Variable-length particle swarm optimization for feature selection on high-dimensional classification
journal contributionposted on 18.01.2021, 05:51 by Binh Tran, Bing Xue, Mengjie Zhang
With a global search mechanism, particle swarm optimization (PSO) has shown promise in feature selection (FS). However, most of the current PSO-based FS methods use a fix-length representation, which is inflexible and limits the performance of PSO for FS. When applying these methods to high-dimensional data, it not only consumes a significant amount of memory but also requires a high computational cost. Overcoming this limitation enables PSO to work on data with much higher dimensionality which has become more and more popular with the advance of data collection technologies. In this paper, we propose the first variable-length PSO representation for FS, enabling particles to have different and shorter lengths, which defines smaller search space and therefore, improves the performance of PSO. By rearranging features in a descending order of their relevance, we facilitate particles with shorter lengths to achieve better classification performance.
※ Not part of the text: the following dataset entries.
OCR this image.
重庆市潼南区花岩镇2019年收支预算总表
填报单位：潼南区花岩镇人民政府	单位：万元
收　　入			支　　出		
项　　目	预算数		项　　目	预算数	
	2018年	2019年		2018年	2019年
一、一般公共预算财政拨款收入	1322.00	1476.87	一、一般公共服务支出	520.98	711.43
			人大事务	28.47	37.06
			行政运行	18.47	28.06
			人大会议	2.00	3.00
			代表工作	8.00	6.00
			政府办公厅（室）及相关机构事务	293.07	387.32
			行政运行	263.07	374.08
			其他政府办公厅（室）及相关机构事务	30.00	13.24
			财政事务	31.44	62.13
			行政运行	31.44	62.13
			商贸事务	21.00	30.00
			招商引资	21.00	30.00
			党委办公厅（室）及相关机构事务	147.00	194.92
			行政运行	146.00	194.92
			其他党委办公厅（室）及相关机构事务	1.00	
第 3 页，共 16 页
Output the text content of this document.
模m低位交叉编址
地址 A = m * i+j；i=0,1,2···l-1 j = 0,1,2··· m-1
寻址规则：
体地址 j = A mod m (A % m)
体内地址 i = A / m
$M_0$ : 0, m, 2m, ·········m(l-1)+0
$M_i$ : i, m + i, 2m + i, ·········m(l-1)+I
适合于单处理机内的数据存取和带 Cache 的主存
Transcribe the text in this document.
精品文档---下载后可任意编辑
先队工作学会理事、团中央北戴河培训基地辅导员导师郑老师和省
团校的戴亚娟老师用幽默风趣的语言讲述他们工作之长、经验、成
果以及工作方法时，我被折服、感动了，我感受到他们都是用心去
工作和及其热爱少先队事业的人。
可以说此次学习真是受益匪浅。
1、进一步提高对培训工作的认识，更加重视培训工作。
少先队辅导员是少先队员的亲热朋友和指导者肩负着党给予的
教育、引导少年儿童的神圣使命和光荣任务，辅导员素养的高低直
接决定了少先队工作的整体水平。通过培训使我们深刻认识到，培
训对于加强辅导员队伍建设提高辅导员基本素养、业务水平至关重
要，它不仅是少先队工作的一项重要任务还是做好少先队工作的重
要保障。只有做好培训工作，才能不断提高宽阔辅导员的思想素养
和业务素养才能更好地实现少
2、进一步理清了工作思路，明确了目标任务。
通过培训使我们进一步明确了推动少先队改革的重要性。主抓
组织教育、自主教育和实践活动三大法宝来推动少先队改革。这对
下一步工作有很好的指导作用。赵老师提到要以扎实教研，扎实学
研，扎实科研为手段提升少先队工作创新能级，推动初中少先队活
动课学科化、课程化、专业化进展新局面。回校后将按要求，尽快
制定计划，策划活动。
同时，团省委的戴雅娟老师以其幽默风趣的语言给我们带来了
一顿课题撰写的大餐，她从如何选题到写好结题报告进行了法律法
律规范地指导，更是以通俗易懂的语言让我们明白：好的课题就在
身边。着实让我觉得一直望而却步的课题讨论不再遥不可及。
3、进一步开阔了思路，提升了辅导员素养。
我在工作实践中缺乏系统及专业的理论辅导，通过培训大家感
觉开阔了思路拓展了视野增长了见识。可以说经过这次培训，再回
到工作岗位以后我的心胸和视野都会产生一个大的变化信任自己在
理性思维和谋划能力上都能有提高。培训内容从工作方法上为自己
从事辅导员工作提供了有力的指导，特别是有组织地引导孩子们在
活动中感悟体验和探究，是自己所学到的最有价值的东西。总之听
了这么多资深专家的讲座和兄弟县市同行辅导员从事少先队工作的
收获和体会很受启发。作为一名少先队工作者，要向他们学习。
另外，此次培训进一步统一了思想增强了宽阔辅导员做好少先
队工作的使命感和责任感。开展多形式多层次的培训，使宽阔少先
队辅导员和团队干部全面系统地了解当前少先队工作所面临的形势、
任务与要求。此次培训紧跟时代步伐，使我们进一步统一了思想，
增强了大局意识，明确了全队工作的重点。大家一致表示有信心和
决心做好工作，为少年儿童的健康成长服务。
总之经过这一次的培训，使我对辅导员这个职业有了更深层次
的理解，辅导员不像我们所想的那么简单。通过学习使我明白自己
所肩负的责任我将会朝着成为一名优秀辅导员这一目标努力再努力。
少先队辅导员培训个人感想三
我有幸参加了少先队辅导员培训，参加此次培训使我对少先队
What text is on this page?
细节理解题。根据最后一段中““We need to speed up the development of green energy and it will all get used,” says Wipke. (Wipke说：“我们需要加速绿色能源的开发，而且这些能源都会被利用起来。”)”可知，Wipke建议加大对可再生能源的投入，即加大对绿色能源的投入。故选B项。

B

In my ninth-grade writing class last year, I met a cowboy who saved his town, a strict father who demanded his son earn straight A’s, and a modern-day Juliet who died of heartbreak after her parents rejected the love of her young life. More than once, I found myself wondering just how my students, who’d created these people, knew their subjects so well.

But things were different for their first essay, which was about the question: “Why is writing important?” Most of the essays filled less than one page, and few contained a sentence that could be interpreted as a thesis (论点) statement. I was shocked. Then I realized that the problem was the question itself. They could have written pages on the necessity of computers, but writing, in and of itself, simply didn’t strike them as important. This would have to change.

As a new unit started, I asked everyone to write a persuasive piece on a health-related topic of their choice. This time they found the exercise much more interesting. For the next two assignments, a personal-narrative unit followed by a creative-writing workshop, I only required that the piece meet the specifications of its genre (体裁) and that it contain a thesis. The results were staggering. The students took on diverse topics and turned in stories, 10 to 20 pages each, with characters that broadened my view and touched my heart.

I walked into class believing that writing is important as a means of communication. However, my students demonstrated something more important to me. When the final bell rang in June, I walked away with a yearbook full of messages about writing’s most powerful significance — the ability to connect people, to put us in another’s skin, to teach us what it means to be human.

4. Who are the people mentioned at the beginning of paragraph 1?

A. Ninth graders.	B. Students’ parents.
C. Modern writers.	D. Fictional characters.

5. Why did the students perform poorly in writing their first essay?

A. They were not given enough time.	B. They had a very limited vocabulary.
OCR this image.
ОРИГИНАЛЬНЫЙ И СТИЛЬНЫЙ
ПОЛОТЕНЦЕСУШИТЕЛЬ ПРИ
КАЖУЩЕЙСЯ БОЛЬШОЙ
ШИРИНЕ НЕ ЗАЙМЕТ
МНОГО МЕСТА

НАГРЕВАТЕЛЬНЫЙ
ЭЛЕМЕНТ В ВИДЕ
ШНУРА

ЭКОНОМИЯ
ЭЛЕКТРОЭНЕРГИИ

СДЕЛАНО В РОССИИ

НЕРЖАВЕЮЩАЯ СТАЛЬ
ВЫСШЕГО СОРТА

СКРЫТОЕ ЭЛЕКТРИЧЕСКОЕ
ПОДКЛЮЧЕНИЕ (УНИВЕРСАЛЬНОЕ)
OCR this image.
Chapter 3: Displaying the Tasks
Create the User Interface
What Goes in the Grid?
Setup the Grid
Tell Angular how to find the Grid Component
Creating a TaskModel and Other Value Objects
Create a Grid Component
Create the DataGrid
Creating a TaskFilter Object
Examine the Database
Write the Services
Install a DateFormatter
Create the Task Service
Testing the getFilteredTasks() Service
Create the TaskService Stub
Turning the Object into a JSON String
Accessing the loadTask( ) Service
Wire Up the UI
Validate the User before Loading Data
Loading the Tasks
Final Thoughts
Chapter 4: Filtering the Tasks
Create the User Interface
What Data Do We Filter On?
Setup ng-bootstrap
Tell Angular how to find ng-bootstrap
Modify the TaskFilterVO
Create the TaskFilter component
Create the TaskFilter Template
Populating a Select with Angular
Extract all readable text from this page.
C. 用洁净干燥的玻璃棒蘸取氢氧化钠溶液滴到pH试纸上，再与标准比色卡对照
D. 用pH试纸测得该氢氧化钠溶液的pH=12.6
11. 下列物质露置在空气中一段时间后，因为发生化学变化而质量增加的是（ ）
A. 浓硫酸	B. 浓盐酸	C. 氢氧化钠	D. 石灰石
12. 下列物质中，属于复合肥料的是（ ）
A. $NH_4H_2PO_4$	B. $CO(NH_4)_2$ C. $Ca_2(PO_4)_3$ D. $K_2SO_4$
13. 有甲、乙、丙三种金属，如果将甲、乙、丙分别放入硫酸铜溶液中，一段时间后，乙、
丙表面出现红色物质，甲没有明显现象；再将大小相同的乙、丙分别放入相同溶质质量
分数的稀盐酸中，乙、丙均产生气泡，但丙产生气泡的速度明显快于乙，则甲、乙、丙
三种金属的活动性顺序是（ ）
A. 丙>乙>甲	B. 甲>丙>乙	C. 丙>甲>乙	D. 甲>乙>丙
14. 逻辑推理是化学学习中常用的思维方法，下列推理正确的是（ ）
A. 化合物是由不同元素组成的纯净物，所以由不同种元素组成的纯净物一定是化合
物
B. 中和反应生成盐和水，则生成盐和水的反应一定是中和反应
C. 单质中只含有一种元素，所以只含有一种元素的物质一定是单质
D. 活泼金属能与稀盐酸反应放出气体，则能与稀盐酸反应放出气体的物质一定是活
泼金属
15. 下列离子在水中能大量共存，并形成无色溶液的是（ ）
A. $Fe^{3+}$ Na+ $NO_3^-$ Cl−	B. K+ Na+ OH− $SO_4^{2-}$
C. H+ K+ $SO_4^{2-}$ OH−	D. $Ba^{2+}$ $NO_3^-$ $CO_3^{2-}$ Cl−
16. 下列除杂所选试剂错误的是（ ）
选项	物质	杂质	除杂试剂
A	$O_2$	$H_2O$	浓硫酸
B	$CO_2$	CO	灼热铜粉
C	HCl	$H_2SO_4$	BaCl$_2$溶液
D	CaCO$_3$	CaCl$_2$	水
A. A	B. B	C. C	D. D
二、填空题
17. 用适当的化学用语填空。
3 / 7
Furthermore, using the proposed length changing mechanism, PSO can jump out of local optima, further narrow the search space and focus its search on smaller and more fruitful area. These strategies enable PSO to reach better solutions in a shorter time. Results on ten high-dimensional datasets with varying difficulties show that the proposed variable-length PSO can achieve much smaller feature subsets with significantly higher classification performance in much shorter time than the fixed-length PSO methods. The proposed method also outperformed the compared non-PSO FS methods in most cases.